What the extension does
The HubSpot Sales extension adds email tracking capabilities to Gmail or Outlook. When you compose an email with tracking enabled, HubSpot embeds a small invisible image (a tracking pixel) in the message. When the recipient opens the email and loads images, the pixel fires and logs the open in your HubSpot account.
You get a browser notification or in-app alert with a timestamp. If the contact is already in your HubSpot CRM, the open gets logged to their contact record automatically.

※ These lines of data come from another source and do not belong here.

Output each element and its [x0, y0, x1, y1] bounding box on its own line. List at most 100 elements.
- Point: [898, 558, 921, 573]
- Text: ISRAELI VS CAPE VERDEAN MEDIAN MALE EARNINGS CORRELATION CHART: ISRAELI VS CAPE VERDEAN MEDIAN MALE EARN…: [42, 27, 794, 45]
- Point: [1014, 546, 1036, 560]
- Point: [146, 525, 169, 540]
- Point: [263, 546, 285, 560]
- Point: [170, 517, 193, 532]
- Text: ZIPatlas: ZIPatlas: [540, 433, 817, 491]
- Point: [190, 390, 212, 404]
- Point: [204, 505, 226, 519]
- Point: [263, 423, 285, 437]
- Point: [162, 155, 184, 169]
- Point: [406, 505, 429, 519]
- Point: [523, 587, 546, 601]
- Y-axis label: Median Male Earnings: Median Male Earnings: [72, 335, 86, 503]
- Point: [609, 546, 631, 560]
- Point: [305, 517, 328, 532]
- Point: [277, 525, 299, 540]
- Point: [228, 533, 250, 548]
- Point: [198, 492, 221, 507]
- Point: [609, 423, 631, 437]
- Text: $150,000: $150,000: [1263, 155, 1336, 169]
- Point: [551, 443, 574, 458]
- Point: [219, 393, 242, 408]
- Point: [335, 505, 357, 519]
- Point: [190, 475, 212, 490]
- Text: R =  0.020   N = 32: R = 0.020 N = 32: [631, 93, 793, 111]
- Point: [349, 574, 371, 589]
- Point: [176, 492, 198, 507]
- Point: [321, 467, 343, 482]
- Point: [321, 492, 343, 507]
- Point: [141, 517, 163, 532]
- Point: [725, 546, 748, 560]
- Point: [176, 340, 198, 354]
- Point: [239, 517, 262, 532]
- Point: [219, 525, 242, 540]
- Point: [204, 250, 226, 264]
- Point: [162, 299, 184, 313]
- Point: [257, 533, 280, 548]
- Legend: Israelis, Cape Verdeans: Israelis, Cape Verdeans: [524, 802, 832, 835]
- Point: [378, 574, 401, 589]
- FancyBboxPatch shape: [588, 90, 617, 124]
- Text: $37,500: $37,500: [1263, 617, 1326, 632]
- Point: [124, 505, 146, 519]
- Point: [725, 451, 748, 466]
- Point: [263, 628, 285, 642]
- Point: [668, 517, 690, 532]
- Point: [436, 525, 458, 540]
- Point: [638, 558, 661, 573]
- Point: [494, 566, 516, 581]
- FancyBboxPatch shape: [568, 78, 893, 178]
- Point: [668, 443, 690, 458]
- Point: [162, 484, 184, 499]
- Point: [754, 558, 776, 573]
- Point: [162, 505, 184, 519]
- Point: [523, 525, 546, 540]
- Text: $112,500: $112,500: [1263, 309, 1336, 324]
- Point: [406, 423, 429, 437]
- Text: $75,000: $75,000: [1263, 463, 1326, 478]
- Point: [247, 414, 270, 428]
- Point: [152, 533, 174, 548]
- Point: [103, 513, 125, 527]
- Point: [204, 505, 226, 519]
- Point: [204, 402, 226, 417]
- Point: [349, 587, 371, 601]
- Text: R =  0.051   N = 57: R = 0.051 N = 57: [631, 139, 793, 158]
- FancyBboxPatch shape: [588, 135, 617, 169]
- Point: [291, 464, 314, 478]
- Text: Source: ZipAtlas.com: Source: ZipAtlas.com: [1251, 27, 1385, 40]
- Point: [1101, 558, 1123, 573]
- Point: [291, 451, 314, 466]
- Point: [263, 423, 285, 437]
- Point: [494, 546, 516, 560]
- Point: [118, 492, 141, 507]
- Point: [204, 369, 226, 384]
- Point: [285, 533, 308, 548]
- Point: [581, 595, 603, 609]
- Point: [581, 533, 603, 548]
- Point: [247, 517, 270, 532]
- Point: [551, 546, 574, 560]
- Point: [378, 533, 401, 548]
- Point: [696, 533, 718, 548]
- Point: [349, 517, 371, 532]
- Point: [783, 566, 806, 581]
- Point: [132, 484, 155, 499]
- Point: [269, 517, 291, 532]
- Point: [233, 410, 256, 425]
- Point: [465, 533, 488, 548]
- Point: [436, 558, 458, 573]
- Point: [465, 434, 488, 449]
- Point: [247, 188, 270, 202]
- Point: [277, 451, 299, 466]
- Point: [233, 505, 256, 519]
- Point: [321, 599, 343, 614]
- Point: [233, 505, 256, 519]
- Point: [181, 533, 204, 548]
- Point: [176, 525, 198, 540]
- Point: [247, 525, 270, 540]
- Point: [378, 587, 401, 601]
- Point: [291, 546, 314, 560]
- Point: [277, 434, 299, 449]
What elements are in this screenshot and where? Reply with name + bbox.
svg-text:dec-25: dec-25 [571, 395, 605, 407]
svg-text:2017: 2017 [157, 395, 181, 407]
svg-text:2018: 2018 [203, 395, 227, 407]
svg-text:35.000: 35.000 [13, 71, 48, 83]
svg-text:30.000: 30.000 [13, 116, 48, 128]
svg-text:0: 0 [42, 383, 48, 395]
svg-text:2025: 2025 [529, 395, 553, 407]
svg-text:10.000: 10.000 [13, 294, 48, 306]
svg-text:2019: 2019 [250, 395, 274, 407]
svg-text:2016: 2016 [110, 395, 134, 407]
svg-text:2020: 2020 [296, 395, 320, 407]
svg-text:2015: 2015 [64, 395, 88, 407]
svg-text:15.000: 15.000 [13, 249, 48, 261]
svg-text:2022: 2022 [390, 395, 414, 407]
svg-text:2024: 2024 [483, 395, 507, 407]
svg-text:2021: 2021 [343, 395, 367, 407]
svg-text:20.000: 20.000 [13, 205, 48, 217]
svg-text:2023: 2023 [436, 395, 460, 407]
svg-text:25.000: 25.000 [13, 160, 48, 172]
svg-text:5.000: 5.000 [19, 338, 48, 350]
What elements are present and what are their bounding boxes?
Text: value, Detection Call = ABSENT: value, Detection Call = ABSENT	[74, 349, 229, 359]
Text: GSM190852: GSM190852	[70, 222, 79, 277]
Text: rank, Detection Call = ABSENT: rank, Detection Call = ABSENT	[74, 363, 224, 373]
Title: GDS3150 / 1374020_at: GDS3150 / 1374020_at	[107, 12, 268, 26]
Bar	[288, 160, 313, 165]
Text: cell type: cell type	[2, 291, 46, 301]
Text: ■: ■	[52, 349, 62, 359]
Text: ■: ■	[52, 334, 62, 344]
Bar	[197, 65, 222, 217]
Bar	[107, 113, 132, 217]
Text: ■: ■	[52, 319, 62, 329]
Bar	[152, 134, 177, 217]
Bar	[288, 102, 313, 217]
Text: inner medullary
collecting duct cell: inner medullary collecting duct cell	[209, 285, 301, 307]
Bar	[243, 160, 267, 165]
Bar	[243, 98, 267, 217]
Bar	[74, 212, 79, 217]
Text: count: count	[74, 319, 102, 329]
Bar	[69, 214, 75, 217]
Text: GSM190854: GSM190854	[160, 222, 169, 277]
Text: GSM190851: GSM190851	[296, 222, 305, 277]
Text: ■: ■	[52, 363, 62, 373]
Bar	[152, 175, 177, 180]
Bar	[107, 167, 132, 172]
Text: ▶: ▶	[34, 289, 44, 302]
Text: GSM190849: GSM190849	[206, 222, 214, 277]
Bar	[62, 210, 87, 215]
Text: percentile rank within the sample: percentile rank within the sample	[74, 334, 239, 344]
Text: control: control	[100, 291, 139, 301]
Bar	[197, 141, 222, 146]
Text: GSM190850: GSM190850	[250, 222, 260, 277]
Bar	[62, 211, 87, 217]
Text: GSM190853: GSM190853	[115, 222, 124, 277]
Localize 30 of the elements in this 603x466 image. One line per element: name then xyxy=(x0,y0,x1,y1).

Beyond open tracking, the extension also lets you:
- Access email templates from your HubSpot library directly in Gmail
- Insert meeting booking links (Meetings tool) without leaving your inbox
- Log emails to HubSpot contact records with one click
- See whether a contact is in your HubSpot database before sending
Installing the extension
For Gmail: search “HubSpot Sales” in the Chrome Web Store, install the extension, and authorize it to connect to your Google account and HubSpot account. A small HubSpot icon appears in the Gmail compose window.
For Outlook: download the HubSpot Sales add-in from the Microsoft AppSource marketplace or from your HubSpot account settings under Integrations.

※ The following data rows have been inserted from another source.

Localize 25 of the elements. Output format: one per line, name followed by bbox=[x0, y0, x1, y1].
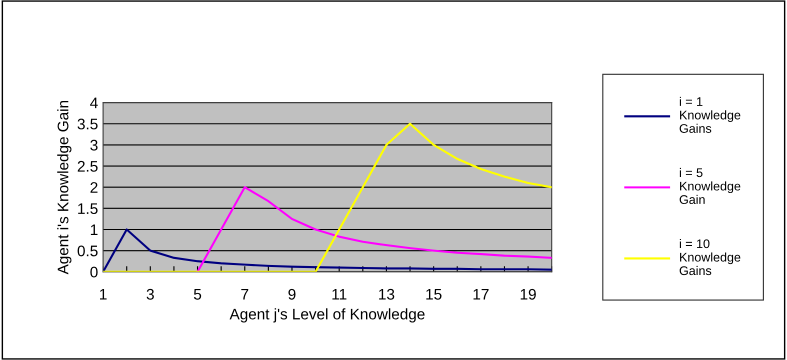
y-axis-title: Agent i's Knowledge Gain bbox=[57, 100, 72, 274]
y-tick-label: 0.5 bbox=[78, 246, 98, 256]
y-tick-label: 4 bbox=[90, 98, 98, 108]
x-tick-label: 19 bbox=[520, 288, 536, 300]
x-tick-label: 13 bbox=[379, 288, 394, 300]
legend-label: i = 10 Knowledge Gains bbox=[680, 238, 740, 276]
line-series bbox=[196, 186, 552, 272]
x-axis-title: Agent j's Level of Knowledge bbox=[230, 308, 425, 323]
y-tick-label: 0 bbox=[90, 266, 98, 278]
x-tick-label: 11 bbox=[332, 289, 346, 300]
x-tick-label: 17 bbox=[474, 289, 489, 300]
y-tick-label: 2 bbox=[90, 182, 98, 193]
x-tick-label: 3 bbox=[146, 288, 154, 300]
x-tick-label: 9 bbox=[288, 288, 296, 300]
x-tick-label: 1 bbox=[100, 289, 107, 300]
x-tick-label: 5 bbox=[194, 289, 202, 300]
y-tick-label: 1 bbox=[90, 224, 98, 236]
y-tick-label: 3.5 bbox=[78, 118, 98, 130]
legend-label: i = 1 Knowledge Gains bbox=[680, 96, 740, 133]
x-tick-label: 15 bbox=[426, 289, 442, 300]
y-tick-label: 2.5 bbox=[78, 160, 98, 172]
y-tick-label: 3 bbox=[90, 140, 98, 151]
x-tick-label: 7 bbox=[241, 289, 248, 300]
legend-label: i = 5 Knowledge Gain bbox=[680, 168, 740, 204]
y-tick-label: 1.5 bbox=[78, 203, 98, 214]
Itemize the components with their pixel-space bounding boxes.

The setup takes about five minutes. You do need a free HubSpot account if you don’t have one — the extension is tied to a HubSpot account, not a standalone tracker.
What’s free vs. paid
Free CRM tier:
- Email open notifications
- Click notifications (when a link in the email is clicked)
- Basic email templates (up to five)
- Monthly tracked email limit (200 notifications per month on free)

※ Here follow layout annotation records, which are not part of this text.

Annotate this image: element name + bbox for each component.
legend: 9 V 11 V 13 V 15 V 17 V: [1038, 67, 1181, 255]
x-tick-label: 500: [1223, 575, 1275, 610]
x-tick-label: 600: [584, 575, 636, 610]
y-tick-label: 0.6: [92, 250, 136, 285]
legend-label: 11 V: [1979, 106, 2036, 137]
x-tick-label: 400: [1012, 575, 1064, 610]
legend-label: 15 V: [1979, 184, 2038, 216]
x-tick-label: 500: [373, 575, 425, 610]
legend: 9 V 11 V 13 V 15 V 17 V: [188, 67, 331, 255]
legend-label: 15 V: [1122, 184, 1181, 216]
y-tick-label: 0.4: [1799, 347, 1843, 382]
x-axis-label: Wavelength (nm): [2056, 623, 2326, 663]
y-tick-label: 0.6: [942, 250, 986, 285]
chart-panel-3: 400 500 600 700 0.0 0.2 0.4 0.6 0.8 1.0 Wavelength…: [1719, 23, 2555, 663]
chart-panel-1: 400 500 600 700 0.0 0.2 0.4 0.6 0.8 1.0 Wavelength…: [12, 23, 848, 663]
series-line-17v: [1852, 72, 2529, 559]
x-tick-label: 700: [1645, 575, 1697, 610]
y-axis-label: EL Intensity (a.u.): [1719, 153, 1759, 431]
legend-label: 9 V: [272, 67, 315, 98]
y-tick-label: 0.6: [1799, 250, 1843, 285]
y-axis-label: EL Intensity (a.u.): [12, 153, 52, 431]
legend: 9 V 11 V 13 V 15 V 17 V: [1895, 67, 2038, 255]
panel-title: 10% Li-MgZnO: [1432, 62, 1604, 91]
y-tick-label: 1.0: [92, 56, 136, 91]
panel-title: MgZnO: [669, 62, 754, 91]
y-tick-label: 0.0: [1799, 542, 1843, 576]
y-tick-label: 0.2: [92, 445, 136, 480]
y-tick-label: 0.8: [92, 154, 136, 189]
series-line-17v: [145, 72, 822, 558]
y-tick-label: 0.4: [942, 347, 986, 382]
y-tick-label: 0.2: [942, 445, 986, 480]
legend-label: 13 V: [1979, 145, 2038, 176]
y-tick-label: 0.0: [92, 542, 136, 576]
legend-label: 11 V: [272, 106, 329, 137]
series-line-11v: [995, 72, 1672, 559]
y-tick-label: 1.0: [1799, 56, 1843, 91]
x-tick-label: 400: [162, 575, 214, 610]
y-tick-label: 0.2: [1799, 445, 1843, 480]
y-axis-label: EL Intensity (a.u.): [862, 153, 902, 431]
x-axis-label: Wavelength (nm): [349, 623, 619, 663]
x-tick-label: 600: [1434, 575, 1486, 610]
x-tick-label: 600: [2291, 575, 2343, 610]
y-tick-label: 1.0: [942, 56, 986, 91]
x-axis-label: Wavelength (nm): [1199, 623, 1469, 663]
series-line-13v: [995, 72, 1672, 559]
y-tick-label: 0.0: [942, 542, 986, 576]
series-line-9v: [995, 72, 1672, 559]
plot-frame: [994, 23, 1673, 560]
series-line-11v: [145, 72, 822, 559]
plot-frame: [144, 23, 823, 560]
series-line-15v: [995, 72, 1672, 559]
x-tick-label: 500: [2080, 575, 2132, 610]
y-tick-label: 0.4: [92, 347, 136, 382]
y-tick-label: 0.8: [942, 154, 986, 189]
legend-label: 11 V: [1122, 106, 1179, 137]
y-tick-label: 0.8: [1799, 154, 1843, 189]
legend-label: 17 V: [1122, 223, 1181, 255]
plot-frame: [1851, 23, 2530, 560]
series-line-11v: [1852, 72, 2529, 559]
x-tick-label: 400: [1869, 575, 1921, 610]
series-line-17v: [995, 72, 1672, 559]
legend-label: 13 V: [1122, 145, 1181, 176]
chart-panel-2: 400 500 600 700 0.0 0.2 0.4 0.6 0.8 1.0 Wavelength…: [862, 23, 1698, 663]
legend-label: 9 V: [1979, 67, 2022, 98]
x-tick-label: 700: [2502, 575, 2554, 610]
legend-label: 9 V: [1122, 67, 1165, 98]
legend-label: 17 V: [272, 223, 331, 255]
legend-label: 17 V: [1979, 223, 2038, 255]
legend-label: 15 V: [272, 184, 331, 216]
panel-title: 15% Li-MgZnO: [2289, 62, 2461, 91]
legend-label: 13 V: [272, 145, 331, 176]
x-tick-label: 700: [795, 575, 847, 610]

- Meeting scheduling links
Sales Hub Starter ($20/month per seat):
- Unlimited tracked email notifications
- Email sequences (automated follow-up series)
- More email templates
- Reporting on email template performance
For most freelancers, 200 tracked email notifications per month is sufficient. If you send proposals to 30 clients a month and follow up twice each, you’re at 90 tracked emails — well within the limit. If you’re running higher volume prospecting, the limit becomes relevant.
The real value of email tracking isn’t knowing the email was opened once — it’s the repeated opens. A client who opens your proposal email three times in two days is telling you something; following up in that window closes deals faster than arbitrary timelines.
Limitations to know about
Tracking pixel blocking: Apple Mail Privacy Protection (introduced in iOS 15/macOS Monterey) pre-fetches email content, which fires the tracking pixel even if the recipient hasn’t actually opened the email. This can show false opens for Apple Mail users. HubSpot has tried to filter these, but it’s imperfect.
Image blocking: Corporate email clients that block images by default won’t trigger the pixel. B2B clients with strict IT policies may show fewer open events than actually occurred.
Incognito/VPN: Some recipients who are privacy-conscious use tools that interfere with pixel tracking.
None of these are unique to HubSpot — they affect all pixel-based email tracking tools. The data is directionally useful even if it’s not perfectly accurate.
When it’s worth using as a freelancer
The extension is worth installing if:
- You use Gmail or Outlook as your primary email client
- You want to know when proposals or invoices have been seen
- You’re already using or considering HubSpot for CRM
The proposal-open signal is the most useful for freelancers. If you send a proposal on Monday and see it opened Thursday, that’s your cue to follow up on Friday — you’re reaching the client when the project is fresh in their mind.
What a dedicated proposal tool adds
Email tracking tells you when an email was opened. Proposal-specific tracking tells you what the client did inside the proposal itself: which sections they read, how long they spent on pricing, whether they came back for a second look.
If you’re running a proposal-heavy freelance business, that granular data changes your follow-up strategy. Waco3 tracks proposal views at the section level and surfaces that data in the context where you’re managing the proposal — not in a separate CRM you have to switch to. For freelancers where proposals are the center of their sales process, that additional depth is worth the dedicated tool.
For light use — occasional proposals, already in the Gmail ecosystem, no interest in a full proposal workflow — the HubSpot extension is a strong free option that handles the basics well.